Fetullahçı Terör Örgütü'nün (FETÖ) 15 Temmuz darbe girişimini önceden bildikleri iddiasıyla yargılanan Mehmet Altan, Ahmet Altan ve Nazlı Ilıcak'ın da aralarında bulunduğu 7 sanığın yargılandığı davaya ilişkin açıklanan mütalaanın detayları ortaya çıktı.

Cumhuriyet Savcısı Eray Akkavak tarafından hazırlanan ve mahkemeye sunulan 18 sayfalık mütalaada, FETÖ'nün yapısı ve medya içerisindeki faaliyetlerine yer verildi.

Davanın sanıklarının örgüt içerisinde yer aldığı anlatılan mütalaada, "(Sanıkların) Daha önceki örneklerinden farklı ve ilk olacak şekilde anayasal düzeni hedef alan terör örgütünün eylemlerinden biri olarak örgütün silahlı kuvvetler içerisine sızmış grup içerisindeki bir kısım hücrelerinin harekete geçirilmesi suretiyle gerçekleşmiş, örgütün yalnızca asker ve polislerden oluşan silahlı ve kamu görevlisi görünümlü unsurları haricinde 'abi-imam' diye tabir edilen sivil unsurlar ile darbe girişiminden önceki süreçte ve darbe girişimi günü kalkışmayı çağrıştırıcı, destekleyici ve toplumun darbeye karşı koymamasını telkin edici söylemlerde bulunarak, bir bütün olarak hiyerarşik bağlılık ve örgütsel emir komuta zinciri içerisinde darbe girişimine iştirak ettiklerinin kabulü gerekmiştir." denildi.

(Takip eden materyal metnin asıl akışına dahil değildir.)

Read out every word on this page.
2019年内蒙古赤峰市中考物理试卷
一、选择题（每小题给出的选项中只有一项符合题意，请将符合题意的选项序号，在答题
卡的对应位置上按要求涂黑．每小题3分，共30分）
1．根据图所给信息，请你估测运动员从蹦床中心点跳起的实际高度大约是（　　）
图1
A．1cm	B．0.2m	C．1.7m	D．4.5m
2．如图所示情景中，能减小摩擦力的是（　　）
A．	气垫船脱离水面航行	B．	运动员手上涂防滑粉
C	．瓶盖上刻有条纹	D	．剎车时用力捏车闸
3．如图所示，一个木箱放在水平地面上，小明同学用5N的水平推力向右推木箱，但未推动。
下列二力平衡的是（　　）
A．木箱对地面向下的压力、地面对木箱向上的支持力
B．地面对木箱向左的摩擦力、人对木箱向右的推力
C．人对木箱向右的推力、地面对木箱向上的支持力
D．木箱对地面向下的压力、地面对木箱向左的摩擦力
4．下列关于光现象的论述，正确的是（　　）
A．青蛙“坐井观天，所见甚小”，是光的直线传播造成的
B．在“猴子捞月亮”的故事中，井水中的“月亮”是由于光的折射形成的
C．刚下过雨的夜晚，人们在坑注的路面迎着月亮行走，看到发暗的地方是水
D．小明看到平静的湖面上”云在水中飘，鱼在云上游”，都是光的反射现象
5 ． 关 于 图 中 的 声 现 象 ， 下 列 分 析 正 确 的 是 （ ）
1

Darbe girişiminde yer alan kamu görevlileri haricinde, kalkışma öncesi ve gününde eylemleri tespit edilen ve terör örgütündeki hiyerarşik yapıya dahil olan veya dahil olmayarak birlikte örgüt adına faaliyet gösteren, bilerek yardım eden medya unsurlarının da silahlı unsurlar gibi kalkışma girişiminin faili oldukları vurgulanan mütalaada, etki gücü bulunan medya unsurlarının da eylemleriyle darbe girişimi üzerinde silahlı unsurlarla birlikte ortak hakimiyet sağladığı belirtildi.

Mütalaada, sanıkların tek tek dava konusu eylemlerine yer verilerek, sanık eski Polis Akademisi Öğretim Görevlisi Şükrü Tuğrul Özşengül'ün örgüte müzahir "samanyoluhaber" sitesinde yazarlık yaptığını, sanığın örgütün üst düzey yöneticisi olan Abdullah Aymaz ve "Fuatavni" hesabının kurucuları arasında yer alan Said Sefa ile irtibatının bulunduğu, yine sanığın kullandığı twitter hesabında "çok ciddi askeri darbe kokusu var havada" şeklinde paylaşımda bulunduğu aktarıldı.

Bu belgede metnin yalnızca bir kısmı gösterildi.